A quelle vitesse le nombre de malades augmente-t-il au Sénégal ?

 

C'est très difficile de le savoir. Mais ce qu'on peut dire, c’est que si on compare les années 80 aux années 2000 : au début des années 80, le nombre de malades que nous prenions en charge au niveau du Centre Marc Sankalé avoisinait à peu près 200 nouveaux cas tous les ans ; depuis l'an 2000, nous ne prenons pas en charge moins de de 2000 à 2500 nouveaux cas tous les ans. Aujourd'hui, nous en sommes à plus de 36 000 cas rien qu'au niveau du centre Marc Sankalé.

 

Quelle est la tranche d'âge la plus touchée ?

 

Il y a ce qu'on appelle le diabète de type 1 qui atteint essentiellement des sujets jeunes qui ont moins de 25-30 ans, qui est le moins fréquent car c'est 10% de la population des diabétiques.
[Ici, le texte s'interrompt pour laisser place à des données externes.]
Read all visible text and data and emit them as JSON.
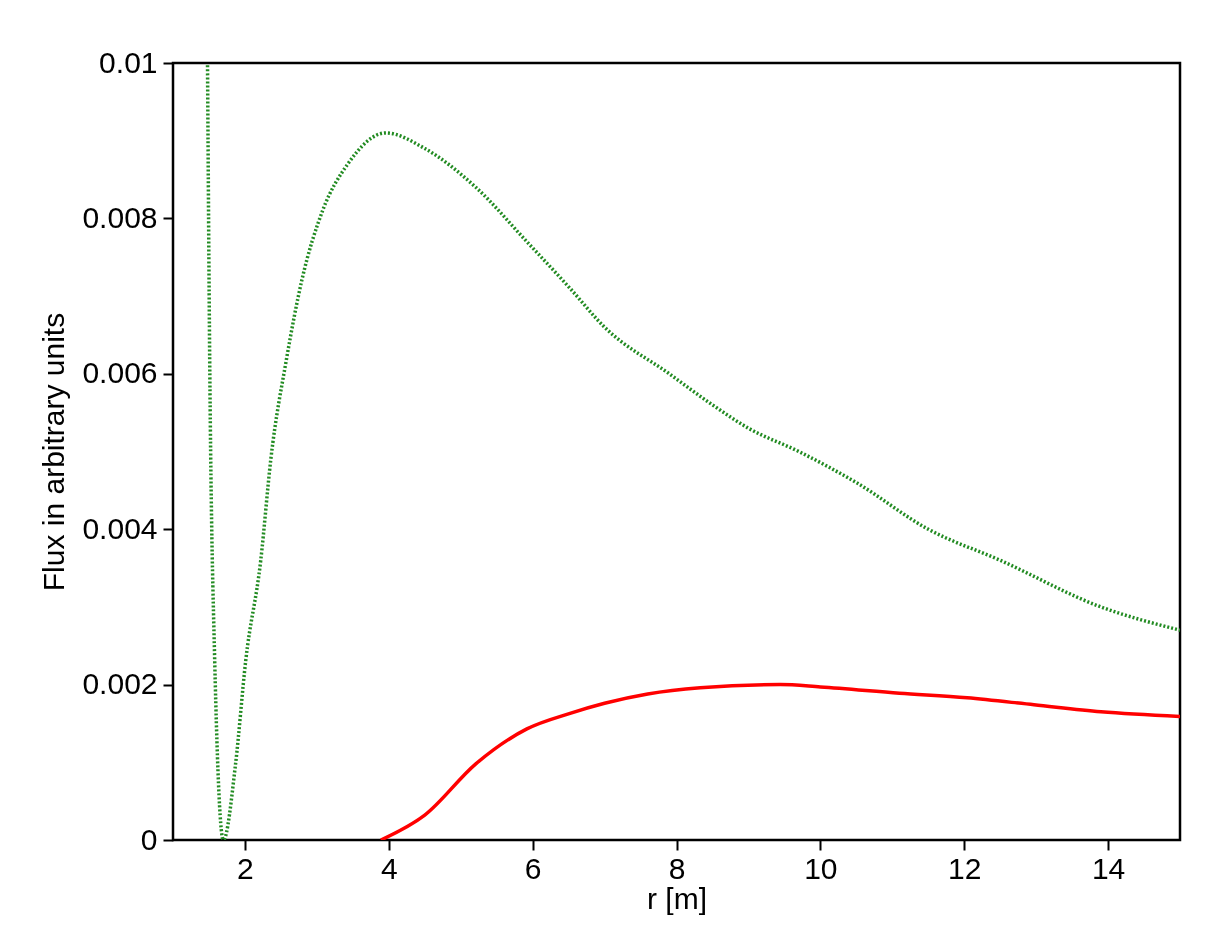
{
  "chart_data": {
    "type": "line",
    "xlabel": "r [m]",
    "ylabel": "Flux in arbitrary units",
    "xlim": [
      1,
      15
    ],
    "xticks": [
      2,
      4,
      6,
      8,
      10,
      12,
      14
    ],
    "ylim": [
      0,
      0.01
    ],
    "yticks": [
      0,
      0.002,
      0.004,
      0.006,
      0.008,
      0.01
    ],
    "grid": false,
    "series": [
      {
        "color": "#228b22",
        "line_style": "dotted",
        "x": [
          1.48,
          1.51,
          1.58,
          1.7,
          1.87,
          2.01,
          2.22,
          2.36,
          2.58,
          2.79,
          3.08,
          3.43,
          3.96,
          4.5,
          5.21,
          5.92,
          6.52,
          7.0,
          7.9,
          8.5,
          9.0,
          9.7,
          10.5,
          11.5,
          12.5,
          13.9,
          15.0
        ],
        "values": [
          0.00997,
          0.0062,
          0.0023,
          0.0,
          0.00098,
          0.0023,
          0.0036,
          0.0049,
          0.0062,
          0.0072,
          0.0081,
          0.0087,
          0.0091,
          0.0089,
          0.0084,
          0.0077,
          0.0071,
          0.0066,
          0.006,
          0.0056,
          0.0053,
          0.005,
          0.0046,
          0.004,
          0.0036,
          0.003,
          0.0027
        ]
      },
      {
        "color": "#ff0000",
        "line_style": "solid",
        "x": [
          3.89,
          4.5,
          5.21,
          5.92,
          6.52,
          7.0,
          7.6,
          8.33,
          9.44,
          10.0,
          11.1,
          12.04,
          12.97,
          13.9,
          15.0
        ],
        "values": [
          0.0,
          0.00032,
          0.00098,
          0.00143,
          0.00163,
          0.00176,
          0.00188,
          0.00196,
          0.002,
          0.00197,
          0.00189,
          0.00183,
          0.00174,
          0.00165,
          0.00159
        ]
      }
    ]
  }
}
Il y a le diabète de type 2 qui atteint surtout les gens à partir de 40 ans et plus qui occupe 90% de la maladie. Donc c'est surtout les adultes qui posent le plus de problème.

 

Parfois l'amputation d'un membre du corps du malade lui crée des problèmes psychologiques et ce dernier finit par mourir. Qu'est-ce qui explique cela ?

 

Écoutez! D'abord notre rôle, c'est de prévenir. C'est pour cela que l'éducation dont je parlais tout à l'heure est importante pour prévenir justement l’amputation du diabète, parce que si on enlève la jambe à un diabétique, cela veut dire qu'il y a eu une complication, soit au niveau de ses vaisseaux sanguins, soit au niveau de ses nerfs, soit par une infection. Tout ceci peut être prévenu par le dépistage précoce de la maladie et une bonne prise en charge de base. Pourquoi ces malades meurent ? C'est d'abord un problème psychologique dans un premier temps. Ce n'est pas facile pour quelqu'un qui est entier de perdre un de ses membres et beaucoup de malades ne le supportent pas. Mais l'autre élément, c'est que le même phénomène qui explique qu'on ait coupé la jambe malheureusement, c'est un phénomène qui va toucher le cœur ou qui va toucher le cerveau.